Fig. 1. α-TubK40me3 is temporally regulated during cortical development and occurs in neural progenitor cells and neurons.

a Immunoprecipitation by α-TubK40me3 antibody and following immunoblotting with α-tubulin showed the temporal regulation of α-TubK40me3 at different developing stages of mouse cerebral cortex. α-Tubulin and IgG served as the loading control of whole protein and antibody, respectively.

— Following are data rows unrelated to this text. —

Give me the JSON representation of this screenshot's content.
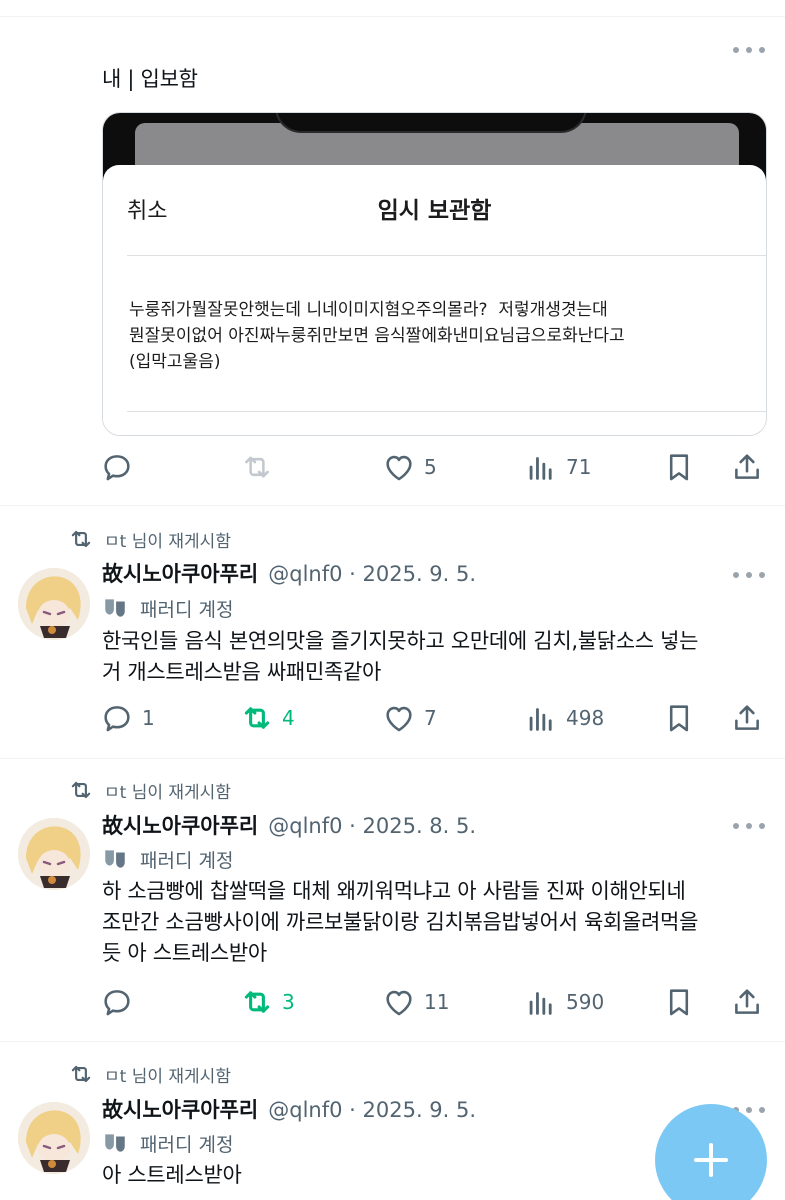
{
  "tweet0": {
    "text": "내 | 입보함",
    "embed": {
      "cancel": "취소",
      "title": "임시 보관함",
      "body": "누룽쥐가뭘잘못안햇는데 니네이미지혐오주의몰라?  저렇개생겻는대\n뭔잘못이없어 아진짜누룽쥐만보면 음식짤에화낸미요님급으로화난다고\n(입막고울음)"
    },
    "stats": {
      "replies": "",
      "retweets": "",
      "likes": "5",
      "views": "71"
    }
  },
  "tweets": [
    {
      "rt_text": "ㅁt 님이 재게시함",
      "name": "故시노아쿠아푸리",
      "handle": "@qlnf0 · 2025. 9. 5.",
      "label": "패러디 계정",
      "text": "한국인들 음식 본연의맛을 즐기지못하고 오만데에 김치,불닭소스 넣는\n거 개스트레스받음 싸패민족같아",
      "stats": {
        "replies": "1",
        "retweets": "4",
        "likes": "7",
        "views": "498"
      }
    },
    {
      "rt_text": "ㅁt 님이 재게시함",
      "name": "故시노아쿠아푸리",
      "handle": "@qlnf0 · 2025. 8. 5.",
      "label": "패러디 계정",
      "text": "하 소금빵에 찹쌀떡을 대체 왜끼워먹냐고 아 사람들 진짜 이해안되네\n조만간 소금빵사이에 까르보불닭이랑 김치볶음밥넣어서 육회올려먹을\n듯 아 스트레스받아",
      "stats": {
        "replies": "",
        "retweets": "3",
        "likes": "11",
        "views": "590"
      }
    },
    {
      "rt_text": "ㅁt 님이 재게시함",
      "name": "故시노아쿠아푸리",
      "handle": "@qlnf0 · 2025. 9. 5.",
      "label": "패러디 계정",
      "text": "아 스트레스받아"
    }
  ]
}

The data were normalized to E10 and shown as the mean ± s.e.m. (n = 3 biological replicates). b Relatively high level of α-TubK40me3 normalized to α-tubulin existed in human NPCs and neurons but not ES cells during neuronal differentiation. GAPDH served as a loading control. The data were normalized to NPCs and shown as the mean ± s.e.m. (n = 3 biological replicates). Data were analyzed using paired two-tailed Student’s t test. **P < 0.01 versus the ES cells. c Immunostaining showed high level of α-TubK40me3 in the CP, IZ, and VZ/SVZ regions of mouse somatosensory cortex at E14 and E16, and large downregulation of α-TubK40me3 at P0. α-TubK40me3 was present in the NPCs of VZ/SVZ and the neurons of CP. Brain slices were stained for α-TubK40me3 (red), Tuj1 (green) and DAPI (blue) (n = 3 biological replicates). Scale bar: 25 μm for the brain slices and 5 μm for the upper-right high magnification. Source data are provided as a Source Data file.